Gela. Il fallimento della cooperativa Comeco e il licenziamento dei suoi 100 dipendenti era come una morte annunciata. Il Direttivo del Sel (Sinistra e Libertà) di Gela ha denunciato l’attuale processo di deriva portato avanti dal Governo regionale e nazionale e dall’ENI contro Gela, contro le imprese locali e i lavoratori del sito industriale.
Ma le responsabilità sono anche del sindaco. “La comunità gelese è guidata da una casta di sindacalisti – accusa il presidente Emanuele Amato – i quali, invece di portare avanti battaglie in difesa del territorio (ambiente e salute) e dei lavoratori pensano ad assicurare il posto ai familiari dentro la fabbrica e, quel che è peggio, continuano a rappresentare a livello apicale sigle sindacali di prestigio. Alcuni anni fa denunciai che i sindacalisti barattavano i posti di lavoro, ancora oggi non è cambiato nulla: accade la stessa cosa. Poco importa se siano figli o amici”. “Oggi muore la Comeco – conclude Amato – ieri la Socover, Lavema la cooperativa Maria D’Alemanna, domani verosimilmente toccherà all’Implaca, poi alla Sicilgrù e così via, per buona pace dell’ENI, della Confindustria e della Lega delle Cooperative.
Se, da un lato, il blocco degli investimenti per circa 250 milioni di euro sul territorio di Gela da parte del Ministero dell’Ambiente, scopre le bugie di un governo nazionale lontano dagli interessi dei siciliani e di un governo siciliano subalterno e incapace di alzare la voce a difesa dei siti industriali esistenti, dall’altro lato l’ENI, a Gela, mette all’ultimo posto ogni interesse per strategie industriali e investimenti utili a rilanciare globalmente l’economia isolana. Tutto ciò, da qualche anno, ha prodotto la fuoriuscita di alcune imprese locali dalla raffineria di Gela con la perdita dal ciclo produttivo di centinaia di lavoratori.

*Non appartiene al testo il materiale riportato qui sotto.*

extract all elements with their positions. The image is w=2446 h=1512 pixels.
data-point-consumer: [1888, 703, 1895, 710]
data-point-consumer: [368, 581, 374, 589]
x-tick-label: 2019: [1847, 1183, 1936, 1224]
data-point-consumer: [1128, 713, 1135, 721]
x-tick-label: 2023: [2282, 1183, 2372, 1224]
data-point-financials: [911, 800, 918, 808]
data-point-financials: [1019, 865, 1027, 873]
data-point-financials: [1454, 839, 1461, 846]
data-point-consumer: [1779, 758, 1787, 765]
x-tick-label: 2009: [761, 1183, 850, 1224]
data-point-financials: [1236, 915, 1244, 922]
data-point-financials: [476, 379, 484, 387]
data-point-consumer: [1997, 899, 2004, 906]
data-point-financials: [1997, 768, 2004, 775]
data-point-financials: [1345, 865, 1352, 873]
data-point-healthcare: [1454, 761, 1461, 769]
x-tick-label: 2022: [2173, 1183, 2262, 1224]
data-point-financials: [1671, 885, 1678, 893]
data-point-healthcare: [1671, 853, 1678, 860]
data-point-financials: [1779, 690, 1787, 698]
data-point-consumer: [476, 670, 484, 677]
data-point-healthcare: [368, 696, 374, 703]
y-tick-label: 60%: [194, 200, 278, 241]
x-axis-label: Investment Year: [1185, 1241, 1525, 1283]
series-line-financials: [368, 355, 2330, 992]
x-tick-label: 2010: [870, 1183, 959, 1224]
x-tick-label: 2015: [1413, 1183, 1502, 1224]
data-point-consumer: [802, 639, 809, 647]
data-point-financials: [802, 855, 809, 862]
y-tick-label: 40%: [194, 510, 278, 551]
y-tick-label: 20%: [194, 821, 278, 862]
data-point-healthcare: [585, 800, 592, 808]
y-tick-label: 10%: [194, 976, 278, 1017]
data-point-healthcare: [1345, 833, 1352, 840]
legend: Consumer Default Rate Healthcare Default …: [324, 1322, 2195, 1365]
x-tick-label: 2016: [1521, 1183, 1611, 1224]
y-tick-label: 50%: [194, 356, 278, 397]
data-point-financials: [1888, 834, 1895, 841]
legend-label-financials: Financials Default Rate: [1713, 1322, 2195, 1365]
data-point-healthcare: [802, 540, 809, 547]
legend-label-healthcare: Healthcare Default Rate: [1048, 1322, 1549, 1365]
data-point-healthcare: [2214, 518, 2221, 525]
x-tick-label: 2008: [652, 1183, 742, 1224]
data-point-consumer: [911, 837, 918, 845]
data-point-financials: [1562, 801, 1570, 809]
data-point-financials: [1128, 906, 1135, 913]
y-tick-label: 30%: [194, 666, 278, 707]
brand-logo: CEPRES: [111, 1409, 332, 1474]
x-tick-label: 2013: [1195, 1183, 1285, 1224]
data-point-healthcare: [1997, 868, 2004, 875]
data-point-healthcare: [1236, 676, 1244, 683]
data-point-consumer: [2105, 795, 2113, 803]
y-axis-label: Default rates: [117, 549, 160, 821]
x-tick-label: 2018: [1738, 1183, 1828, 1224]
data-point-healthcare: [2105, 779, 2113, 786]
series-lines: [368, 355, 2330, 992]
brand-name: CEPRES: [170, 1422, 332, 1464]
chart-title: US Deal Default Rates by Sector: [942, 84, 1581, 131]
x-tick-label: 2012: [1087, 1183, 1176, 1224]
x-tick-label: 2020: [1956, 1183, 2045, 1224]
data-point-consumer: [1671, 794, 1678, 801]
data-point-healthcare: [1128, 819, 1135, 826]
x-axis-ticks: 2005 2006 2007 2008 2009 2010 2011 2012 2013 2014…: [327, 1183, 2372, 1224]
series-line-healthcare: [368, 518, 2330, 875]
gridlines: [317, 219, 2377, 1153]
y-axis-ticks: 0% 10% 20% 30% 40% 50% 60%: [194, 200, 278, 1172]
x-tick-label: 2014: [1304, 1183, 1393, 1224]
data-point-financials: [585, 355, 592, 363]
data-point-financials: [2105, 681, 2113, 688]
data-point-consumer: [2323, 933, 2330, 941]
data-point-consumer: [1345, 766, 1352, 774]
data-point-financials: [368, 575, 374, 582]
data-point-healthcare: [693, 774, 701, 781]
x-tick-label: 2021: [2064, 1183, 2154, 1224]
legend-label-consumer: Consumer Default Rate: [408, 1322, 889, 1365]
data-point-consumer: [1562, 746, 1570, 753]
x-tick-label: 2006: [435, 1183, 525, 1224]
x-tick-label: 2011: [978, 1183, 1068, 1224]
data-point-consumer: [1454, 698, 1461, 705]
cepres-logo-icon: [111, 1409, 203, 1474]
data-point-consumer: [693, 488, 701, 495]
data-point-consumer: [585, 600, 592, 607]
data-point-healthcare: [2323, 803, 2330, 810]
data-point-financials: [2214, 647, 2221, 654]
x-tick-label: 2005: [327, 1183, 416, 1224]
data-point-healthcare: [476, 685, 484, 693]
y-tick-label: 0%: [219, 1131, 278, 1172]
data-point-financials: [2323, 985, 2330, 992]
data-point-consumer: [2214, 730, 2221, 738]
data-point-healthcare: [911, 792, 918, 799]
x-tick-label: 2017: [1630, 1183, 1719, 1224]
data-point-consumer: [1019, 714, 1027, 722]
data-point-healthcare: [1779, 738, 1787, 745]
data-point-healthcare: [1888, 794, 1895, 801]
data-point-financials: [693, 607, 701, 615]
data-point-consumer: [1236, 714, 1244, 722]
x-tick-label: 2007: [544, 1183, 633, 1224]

Oggi muore l’ennesima cooperativa, la CO.ME.CO. circa 100 lavoratori si aggiungono alla pletora di maestranze locali qualificate che non hanno più lavoro.
I dirigenti del SEL di Gela così come i lavoratori e le imprese locali sono stanche di subire e chiedono con forza di fermare l’emorragia destrutturante da parte dell’ENI sul sito industriale di Gela e, piuttosto che subordinare alla questua le legittime aspettative di lavoro e di commesse dei lavoratori e delle imprese locali, mantenga gli impegni assunti.
Urge, dunque, rivedere una nuova strategia compartecipata per indurre l’ENI a non far spegnere definitivamente le poche aziende e cooperative locali, con l’intento non più nascosto di favorire l’ingresso di nuove imprese del nord.
Le istituzioni e i politici locali che cosa discutono con i vertici della Raffineria?
I cittadini di Gela aprano gli occhi anche nel selezionare chi li rappresenta e li governa perché non perdano, ancora una volta, l’occasione di rilanciare e riscattare un tessuto economico, sociale e ambientale vessato nel ventre del proprio suolo.
L’impegno del SEL, la cui prerogativa principale è la cultura di tutela dell’ambiente, deve rappresentare politicamente il valore del lavoro in quanto massima espressione della personalità, della creatività, oltre che della dignità e libertà della persona.